Perfect for diabetics with needle phobia
Currently, diabetics and pre-diabetics have no option but to either prick their finger to draw a blood sample, or insert a sensor wire just under their skin using an automatic applicator. The insertion of a continuous glucose monitor (CGM) device is painful, to put it mildly.
“Our research suggests that SugarBEAT scores over existing CGMs on multiple counts including flexibility of use, affordability, non-invasive nature, and a larger addressable market,” wrote Acorn Management Partners analyst Peter Wright.
“This, coupled with the impending submission of US FDA application in the next few weeks, makes us reiterate our view that NMRD is ready to disrupt the CGM market and that 2019 is an inflection year for the company and its investors.”
Superior product profile
Acorn Management said sugarBEAT’s “superior product” profile will drive market share gains.
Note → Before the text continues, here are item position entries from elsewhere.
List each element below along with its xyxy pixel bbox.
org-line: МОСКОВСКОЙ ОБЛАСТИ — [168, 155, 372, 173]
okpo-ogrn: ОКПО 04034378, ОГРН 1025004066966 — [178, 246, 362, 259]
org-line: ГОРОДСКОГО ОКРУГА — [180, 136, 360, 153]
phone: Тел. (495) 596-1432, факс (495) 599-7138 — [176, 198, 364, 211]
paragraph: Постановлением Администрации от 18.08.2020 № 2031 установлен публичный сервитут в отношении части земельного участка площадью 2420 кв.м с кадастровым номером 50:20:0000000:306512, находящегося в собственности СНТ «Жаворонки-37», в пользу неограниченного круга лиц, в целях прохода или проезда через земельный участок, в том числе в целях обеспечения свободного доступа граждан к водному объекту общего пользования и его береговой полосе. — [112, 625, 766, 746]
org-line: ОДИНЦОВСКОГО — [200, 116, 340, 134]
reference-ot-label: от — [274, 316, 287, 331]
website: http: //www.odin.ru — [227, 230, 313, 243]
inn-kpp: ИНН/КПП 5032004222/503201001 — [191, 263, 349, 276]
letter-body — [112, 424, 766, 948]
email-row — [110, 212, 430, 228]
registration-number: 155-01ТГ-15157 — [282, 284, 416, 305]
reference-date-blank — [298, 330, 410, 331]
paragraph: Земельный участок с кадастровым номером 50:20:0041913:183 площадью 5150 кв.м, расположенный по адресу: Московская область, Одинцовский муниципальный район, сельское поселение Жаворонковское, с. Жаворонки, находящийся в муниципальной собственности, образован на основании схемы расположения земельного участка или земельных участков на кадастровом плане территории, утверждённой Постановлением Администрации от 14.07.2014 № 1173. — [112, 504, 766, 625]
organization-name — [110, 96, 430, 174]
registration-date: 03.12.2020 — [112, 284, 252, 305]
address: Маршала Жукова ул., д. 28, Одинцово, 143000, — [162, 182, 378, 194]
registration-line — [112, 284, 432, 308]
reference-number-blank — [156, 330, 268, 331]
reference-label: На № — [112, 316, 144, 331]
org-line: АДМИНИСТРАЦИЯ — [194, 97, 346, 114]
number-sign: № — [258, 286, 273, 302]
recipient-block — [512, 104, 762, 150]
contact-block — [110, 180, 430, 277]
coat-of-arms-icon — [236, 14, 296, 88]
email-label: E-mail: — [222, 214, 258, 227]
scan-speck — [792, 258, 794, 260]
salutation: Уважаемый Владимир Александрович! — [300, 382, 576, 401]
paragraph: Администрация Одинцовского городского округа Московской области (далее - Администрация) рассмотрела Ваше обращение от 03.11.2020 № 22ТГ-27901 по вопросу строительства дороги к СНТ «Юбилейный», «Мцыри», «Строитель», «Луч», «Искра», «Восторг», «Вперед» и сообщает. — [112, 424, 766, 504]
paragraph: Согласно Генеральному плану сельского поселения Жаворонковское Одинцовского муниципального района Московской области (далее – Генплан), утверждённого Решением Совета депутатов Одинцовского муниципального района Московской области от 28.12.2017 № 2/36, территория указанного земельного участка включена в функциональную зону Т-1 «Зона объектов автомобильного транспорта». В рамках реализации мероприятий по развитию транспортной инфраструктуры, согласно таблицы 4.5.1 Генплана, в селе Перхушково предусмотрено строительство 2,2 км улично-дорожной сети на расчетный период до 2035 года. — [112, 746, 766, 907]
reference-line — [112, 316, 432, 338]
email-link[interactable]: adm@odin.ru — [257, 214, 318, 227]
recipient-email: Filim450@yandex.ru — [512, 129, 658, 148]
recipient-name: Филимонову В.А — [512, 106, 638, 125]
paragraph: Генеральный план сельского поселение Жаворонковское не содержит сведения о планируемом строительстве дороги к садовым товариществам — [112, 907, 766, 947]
“SugarBEAT comes in as the world’s first noninvasive, needle-free, continuous CGM that can address >70% of the Type 1 market, can be used by Type 2 patients, and most importantly can also be used by prediabetics,” wrote Wright.
Cost leader in the glucose monitor market
Acorn said sugarBEAT’s costs per day to insurers are targeted at 50% of Abbott’s FreeStyle Libre or 25% of DexCom’s G6, making Nemaura the cost leader in the CGM market.
“When conducting a three-day glucose profile, sugarBEAT can compete with test strips in most countries,” wrote Wright.
“Its £2 daily cost and £30 transmitter cost compare extremely favorably to Libre’s £3.5 and £50, and G5’s £7.3 and £475 — we believe this will be a big driver of market share gains,” he added.
Acorn Management said the stock is “vastly undervalued” and it expects impending EU commercialization and the imminent FDA filing to correct the price-value mismatch.
“We retain our estimates and reiterate our view that NMRD deserves to be re-rated — it is trading very cheap (market cap $175 million/$0.84 per share) versus our intrinsic value estimate of $715 million or $3.45 per share,” wrote Wright.
The analyst also said a US FDA filing is expected in two to three weeks, and the company is hopeful of receiving approval in 6-9 months.
Protected by patents
With sugarBEAT likely to disrupt the diabetes market, Nemaura has been careful to craft a smart patent strategy. The company has got patents covering the algorithms, sensor platform and a solid IP portfolio with over 30 issued and pending patents across multiple patent families.
Today, Nemaura CEO Faz Chowdhury, who is the brains behind sugarBEAT, holds 50 patents on drug delivery systems and sensors, across 15 technology platforms. The pharmaceutical scientist received his PhD in Nanomedicine from the University of Oxford.